When you watch a humanoid robot perform nine different tasks at a San Francisco tech forum for the third or fourth time, the novelty wears off and something more unsettling takes over. Not exactly fear. It’s more akin to the silent realization that the abilities we’ve been referring to as “digital literacy” for the past 20 years might already be out of date.
When Faraday Future introduced its Embodied AI Developer Platform in late April, it appeared to be engineering that sensation, whether on purpose or not. There was more to the April 25 event in San Francisco than just a product launch. It was more akin to a curriculum proposal—a business informing engineers, parents, and educators that the standard for technological proficiency needs to shift.
Contrary to what most press materials indicate, the platform itself has multiple layers. From six-year-old novices to seasoned professional engineers, there are six developer tools, four infrastructure layers, and a tiered progression system. Young Futurist, EAI Futurist, and EAI Builder are not marketing labels for developers. They correspond to an actual skills ladder that is intended to take an inquisitive child all the way up to an individual who can develop deployable robotic capabilities known as Agent Skills. It remains to be seen if it truly fulfills that arc, but the architecture is well-considered.

The timing is more difficult to ignore. Education systems are finding it difficult to keep up with the adoption of AI, according to a report released by the World Economic Forum in June of this year. This is not because the technology is advancing too quickly, but rather because the fundamental preparation is lacking. The majority of institutions are still catching up in terms of infrastructure, pedagogy, and governance. Faraday Future is discreetly introducing a structured substitute into that void.
The most obvious example of this way of thinking is likely the FX Navi quadruped robot, which is currently available for $1,990. It supports 3D-printable custom designs, is intended for use at home and in the classroom, and is powered by a smartphone that is inserted into its head module. The final detail is important. In contrast to most consumer technology, which tends to treat the hardware as finished and the user as a passenger, making hardware modifiable by the people using it is a different philosophy. It appears that Navi is wagering that customization is education in and of itself.

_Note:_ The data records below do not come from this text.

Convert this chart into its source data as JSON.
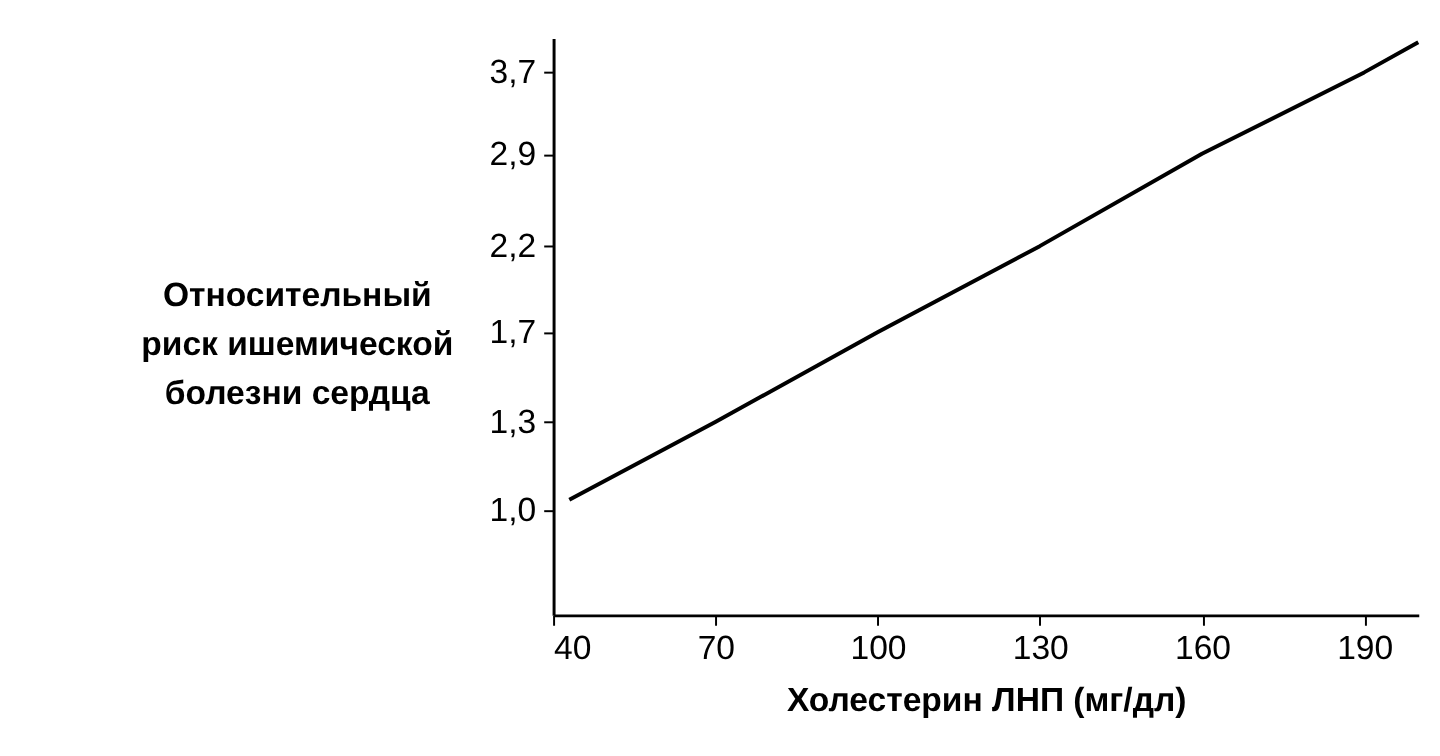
{
  "chart_data": {
    "type": "line",
    "xlabel": "Холестерин ЛНП (мг/дл)",
    "ylabel": "Относительный\nриск ишемической\nболезни сердца",
    "x": [
      43,
      70,
      100,
      130,
      160,
      190,
      200
    ],
    "series": [
      {
        "color": "#000000",
        "values": [
          1.03,
          1.3,
          1.7,
          2.2,
          2.9,
          3.7,
          4.05
        ]
      }
    ],
    "xlim": [
      40,
      200
    ],
    "xticks": [
      40,
      70,
      100,
      130,
      160,
      190
    ],
    "ylim": [
      0.73,
      4.1
    ],
    "yticks": [
      {
        "value": 1.0,
        "label": "1,0"
      },
      {
        "value": 1.3,
        "label": "1,3"
      },
      {
        "value": 1.7,
        "label": "1,7"
      },
      {
        "value": 2.2,
        "label": "2,2"
      },
      {
        "value": 2.9,
        "label": "2,9"
      },
      {
        "value": 3.7,
        "label": "3,7"
      }
    ],
    "log": "y",
    "grid": false,
    "marker": "none",
    "line_style": "solid"
  }
}
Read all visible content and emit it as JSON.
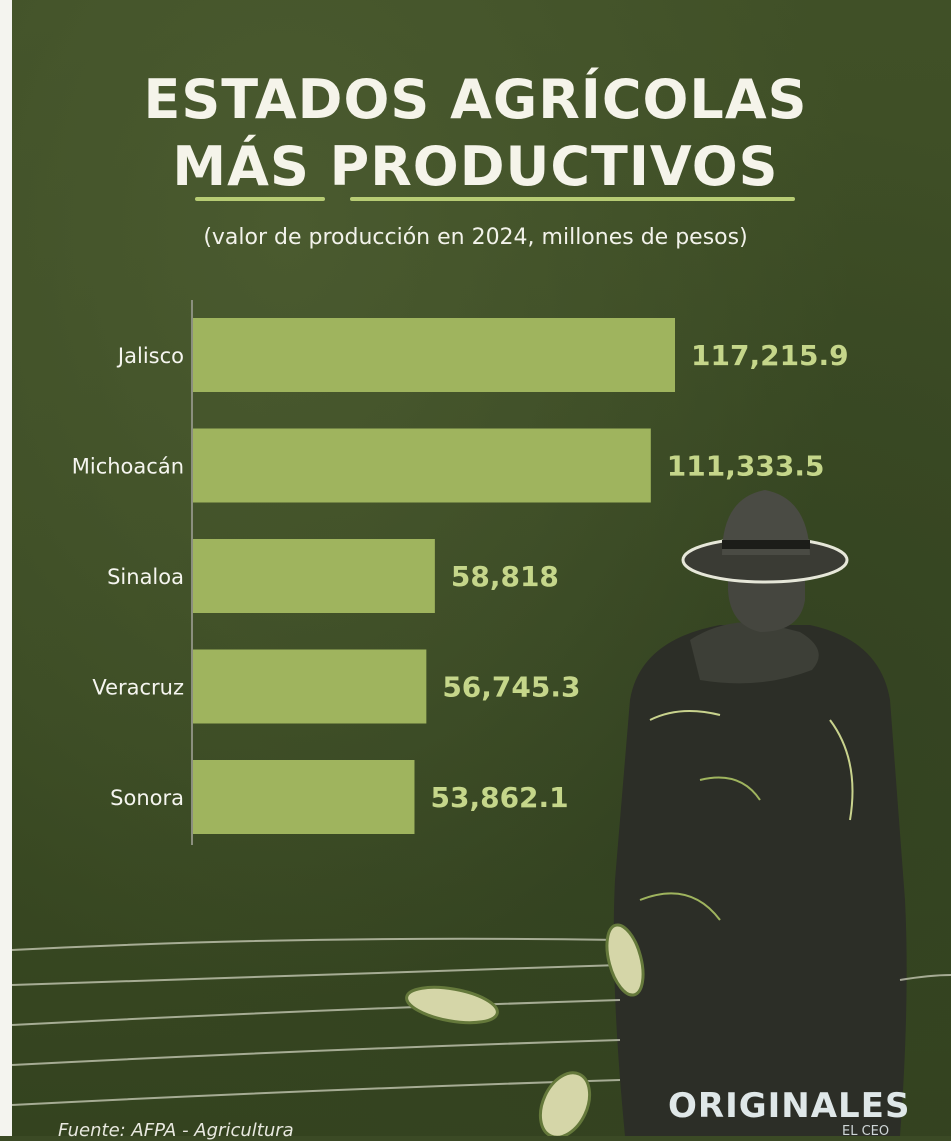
{
  "header": {
    "title_line1": "ESTADOS AGRÍCOLAS",
    "title_line2": "MÁS PRODUCTIVOS",
    "subtitle": "(valor de producción en 2024, millones de pesos)"
  },
  "chart_data": {
    "type": "bar",
    "orientation": "horizontal",
    "title": "ESTADOS AGRÍCOLAS MÁS PRODUCTIVOS",
    "subtitle": "(valor de producción en 2024, millones de pesos)",
    "categories": [
      "Jalisco",
      "Michoacán",
      "Sinaloa",
      "Veracruz",
      "Sonora"
    ],
    "values": [
      117215.9,
      111333.5,
      58818,
      56745.3,
      53862.1
    ],
    "value_labels": [
      "117,215.9",
      "111,333.5",
      "58,818",
      "56,745.3",
      "53,862.1"
    ],
    "grid": false,
    "legend": "none"
  },
  "footer": {
    "source": "Fuente: AFPA - Agricultura",
    "brand": "ORIGINALES",
    "brand_sub": "EL CEO"
  },
  "colors": {
    "background": "#3b4a25",
    "bar": "#9fb45e",
    "value_text": "#c5d68a",
    "title_text": "#f5f4ea",
    "accent_underline": "#b7cc74"
  }
}
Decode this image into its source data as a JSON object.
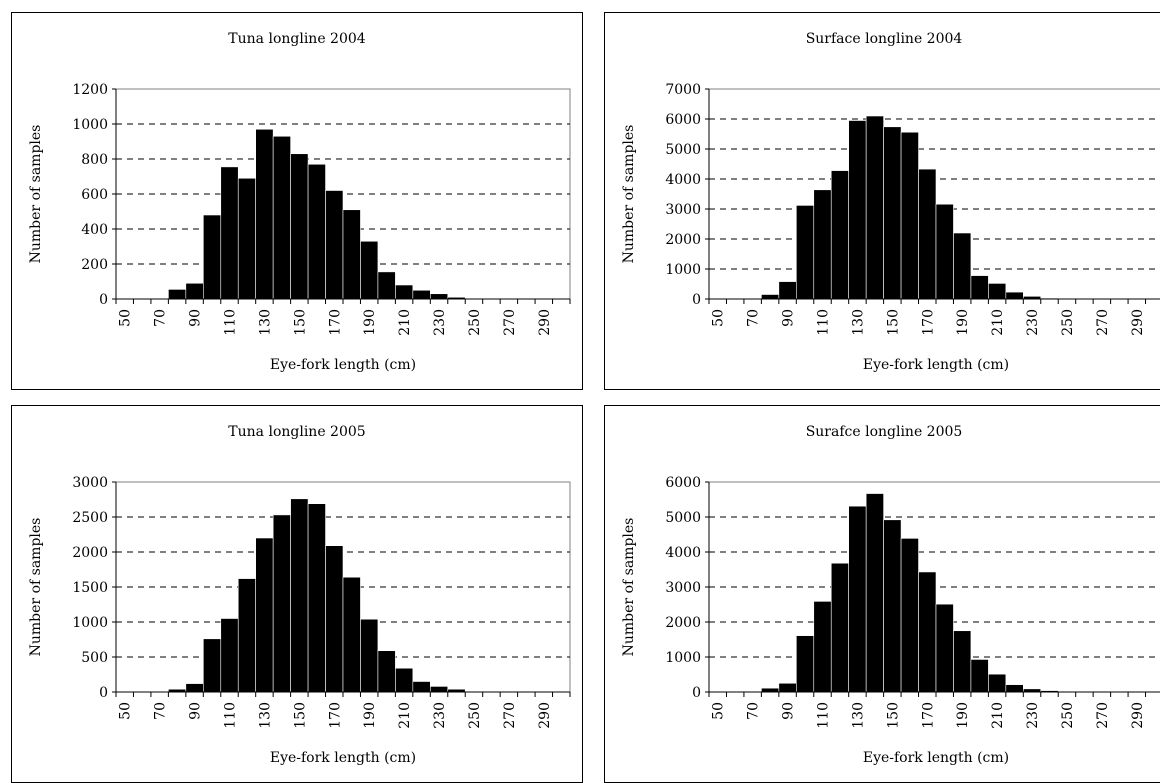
{
  "chart_data": [
    {
      "type": "bar",
      "title": "Tuna longline 2004",
      "xlabel": "Eye-fork length (cm)",
      "ylabel": "Number of samples",
      "ylim": [
        0,
        1200
      ],
      "yticks": [
        0,
        200,
        400,
        600,
        800,
        1000,
        1200
      ],
      "grid": "horizontal dashed",
      "xticklabels": [
        "50",
        "70",
        "90",
        "110",
        "130",
        "150",
        "170",
        "190",
        "210",
        "230",
        "250",
        "270",
        "290"
      ],
      "categories": [
        "50",
        "60",
        "70",
        "80",
        "90",
        "100",
        "110",
        "120",
        "130",
        "140",
        "150",
        "160",
        "170",
        "180",
        "190",
        "200",
        "210",
        "220",
        "230",
        "240",
        "250",
        "260",
        "270",
        "280",
        "290",
        "300"
      ],
      "values": [
        0,
        0,
        0,
        55,
        90,
        480,
        755,
        690,
        970,
        930,
        830,
        770,
        620,
        510,
        330,
        155,
        80,
        50,
        30,
        10,
        0,
        0,
        0,
        0,
        0,
        0
      ]
    },
    {
      "type": "bar",
      "title": "Surface longline 2004",
      "xlabel": "Eye-fork length (cm)",
      "ylabel": "Number of samples",
      "ylim": [
        0,
        7000
      ],
      "yticks": [
        0,
        1000,
        2000,
        3000,
        4000,
        5000,
        6000,
        7000
      ],
      "grid": "horizontal dashed",
      "xticklabels": [
        "50",
        "70",
        "90",
        "110",
        "130",
        "150",
        "170",
        "190",
        "210",
        "230",
        "250",
        "270",
        "290"
      ],
      "categories": [
        "50",
        "60",
        "70",
        "80",
        "90",
        "100",
        "110",
        "120",
        "130",
        "140",
        "150",
        "160",
        "170",
        "180",
        "190",
        "200",
        "210",
        "220",
        "230",
        "240",
        "250",
        "260",
        "270",
        "280",
        "290",
        "300"
      ],
      "values": [
        0,
        0,
        0,
        150,
        580,
        3120,
        3640,
        4280,
        5950,
        6100,
        5740,
        5560,
        4330,
        3160,
        2200,
        780,
        520,
        230,
        90,
        30,
        0,
        0,
        0,
        0,
        0,
        0
      ]
    },
    {
      "type": "bar",
      "title": "Tuna longline 2005",
      "xlabel": "Eye-fork length (cm)",
      "ylabel": "Number of samples",
      "ylim": [
        0,
        3000
      ],
      "yticks": [
        0,
        500,
        1000,
        1500,
        2000,
        2500,
        3000
      ],
      "grid": "horizontal dashed",
      "xticklabels": [
        "50",
        "70",
        "90",
        "110",
        "130",
        "150",
        "170",
        "190",
        "210",
        "230",
        "250",
        "270",
        "290"
      ],
      "categories": [
        "50",
        "60",
        "70",
        "80",
        "90",
        "100",
        "110",
        "120",
        "130",
        "140",
        "150",
        "160",
        "170",
        "180",
        "190",
        "200",
        "210",
        "220",
        "230",
        "240",
        "250",
        "260",
        "270",
        "280",
        "290",
        "300"
      ],
      "values": [
        0,
        0,
        0,
        40,
        120,
        760,
        1050,
        1620,
        2200,
        2530,
        2760,
        2690,
        2090,
        1640,
        1040,
        590,
        340,
        150,
        80,
        40,
        0,
        0,
        0,
        0,
        0,
        0
      ]
    },
    {
      "type": "bar",
      "title": "Surafce longline 2005",
      "xlabel": "Eye-fork length (cm)",
      "ylabel": "Number of samples",
      "ylim": [
        0,
        6000
      ],
      "yticks": [
        0,
        1000,
        2000,
        3000,
        4000,
        5000,
        6000
      ],
      "grid": "horizontal dashed",
      "xticklabels": [
        "50",
        "70",
        "90",
        "110",
        "130",
        "150",
        "170",
        "190",
        "210",
        "230",
        "250",
        "270",
        "290"
      ],
      "categories": [
        "50",
        "60",
        "70",
        "80",
        "90",
        "100",
        "110",
        "120",
        "130",
        "140",
        "150",
        "160",
        "170",
        "180",
        "190",
        "200",
        "210",
        "220",
        "230",
        "240",
        "250",
        "260",
        "270",
        "280",
        "290",
        "300"
      ],
      "values": [
        0,
        0,
        0,
        110,
        250,
        1610,
        2590,
        3680,
        5310,
        5670,
        4920,
        4390,
        3430,
        2510,
        1750,
        930,
        510,
        210,
        90,
        40,
        0,
        0,
        0,
        0,
        0,
        0
      ]
    }
  ]
}
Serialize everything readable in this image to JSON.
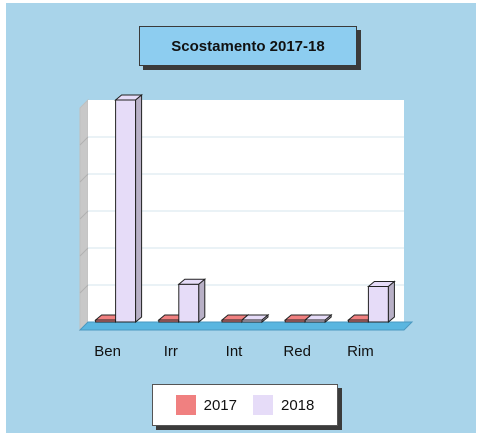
{
  "chart_data": {
    "type": "bar",
    "title": "Scostamento 2017-18",
    "categories": [
      "Ben",
      "Irr",
      "Int",
      "Red",
      "Rim"
    ],
    "series": [
      {
        "name": "2017",
        "color": "#f08080",
        "values": [
          0,
          0,
          0,
          0,
          0
        ]
      },
      {
        "name": "2018",
        "color": "#e6dcf8",
        "values": [
          100,
          17,
          0,
          0,
          16
        ]
      }
    ],
    "ylim": [
      0,
      100
    ],
    "grid": true,
    "legend_position": "bottom"
  }
}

What does it truly mean to be digitally literate in 2026 is a more general question worth considering. For the majority of the 2010s, the solution required knowledge of social media platforms, spreadsheets, and possibly some Python. The definition continued to grow, adding prompt engineering, media literacy, and data privacy. Now that physical AI is starting to appear in homes and workplaces, the list might need to expand once more to include some practical knowledge of how robots perceive and react to their surroundings.
Faraday Future might be getting ahead of itself. Transforming an ambitious developer ecosystem into real classroom adoption is a different challenge than building the platform, and the company has a complicated financial history. On paper, the incentive program—which includes revenue sharing, grants, and hackathons—seems promising, but it takes years for ecosystems like this to gain actual gravity.
However, as you watch the forum panel discussion titled “The Robotics Education Revolution: How Embodied AI Is Raising the Next Generation of Builders,” you get the impression that something is changing beneath the surface. Not because Faraday Future stated so, but rather because everyone in the room—investors, engineers, and educators—seemed to be struggling with the same awkward question. Today’s kids learning to program a quadruped may have a different perspective on machines, intelligence, and agency than any previous generation. That is not insignificant.
The goal of digital literacy has always changed. Simply put, it’s moving more quickly and physically than most people anticipated.